The 21st Annual Meeting of the Protein Science Society of Japan

Presentation information

Poster Session

[2P-1] Poster 2 (2P-01ー2P-37)

Thu. Jun 17, 2021 2:45 PM - 4:45 PM Poster 1

[2P-34] Protein-small ligand interaction prediction method by supervised machine learning based on PDBBind database

Yuhang Chen1, Keiichiro Sato1, Kota Kasahara2, Yuxiang Huang1, Takuya Takahashi2 (1.Grad. Sch. Life Sci., Ritsumeikan Univ., 2.Coll.Life.Sci.,Ritsumeikan Univ.)

With the improvement of computational power, machine learning technology has been used in every part of drug discovery.
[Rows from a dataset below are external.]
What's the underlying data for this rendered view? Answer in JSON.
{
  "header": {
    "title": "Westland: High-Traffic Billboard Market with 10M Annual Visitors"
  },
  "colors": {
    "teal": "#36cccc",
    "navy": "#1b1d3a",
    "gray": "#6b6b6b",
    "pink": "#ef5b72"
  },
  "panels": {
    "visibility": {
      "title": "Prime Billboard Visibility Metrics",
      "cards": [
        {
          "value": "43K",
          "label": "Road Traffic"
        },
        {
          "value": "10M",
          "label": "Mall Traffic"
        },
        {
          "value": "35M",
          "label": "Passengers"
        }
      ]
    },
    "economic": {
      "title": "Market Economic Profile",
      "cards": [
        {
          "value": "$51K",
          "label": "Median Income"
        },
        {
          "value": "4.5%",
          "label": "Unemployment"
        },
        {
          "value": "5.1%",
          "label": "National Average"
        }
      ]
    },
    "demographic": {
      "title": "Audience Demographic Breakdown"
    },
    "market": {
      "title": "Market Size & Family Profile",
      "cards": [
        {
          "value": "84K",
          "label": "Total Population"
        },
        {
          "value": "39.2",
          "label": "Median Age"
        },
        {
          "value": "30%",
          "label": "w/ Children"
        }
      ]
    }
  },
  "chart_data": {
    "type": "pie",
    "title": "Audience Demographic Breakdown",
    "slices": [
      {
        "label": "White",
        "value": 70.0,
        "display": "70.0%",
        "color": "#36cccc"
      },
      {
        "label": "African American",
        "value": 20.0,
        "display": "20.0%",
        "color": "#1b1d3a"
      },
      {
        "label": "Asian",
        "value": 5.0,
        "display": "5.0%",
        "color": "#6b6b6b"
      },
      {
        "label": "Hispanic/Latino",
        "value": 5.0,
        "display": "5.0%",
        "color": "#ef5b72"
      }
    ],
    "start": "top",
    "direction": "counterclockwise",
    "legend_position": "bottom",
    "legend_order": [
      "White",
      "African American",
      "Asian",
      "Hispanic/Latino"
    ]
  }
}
Since there is a huge increase in a publicly available large database such as the protein data bank in recent years, the molecular docking method is also becoming popular in various fields such as Computer-Aided Drug Design.Our group previously reported comprehensive classification of protein-small ligand interactions with an unsupervised parametric pattern recognition technique based on the Gaussian mixture model (Kasahara et al., 2013). Here, we applied this technique to a development of a new knowledge-based docking method. 4,565 protein-ligand complexes were extracted from a dataset called "refined set" in the PDBBind database (released in Dec 2019) for statistical analyses. This dataset has been clustered with a 70% identity threshold of protein sequence homology. Also, for each clustered family, a representative was used to consist of 1,155 entries of the non-redundant dataset. In the study, supervised classifiers using neural network algorithm, support vector machine, random forest, and XGBoost have been developed for distinguishing between a native structure and a decoy structure.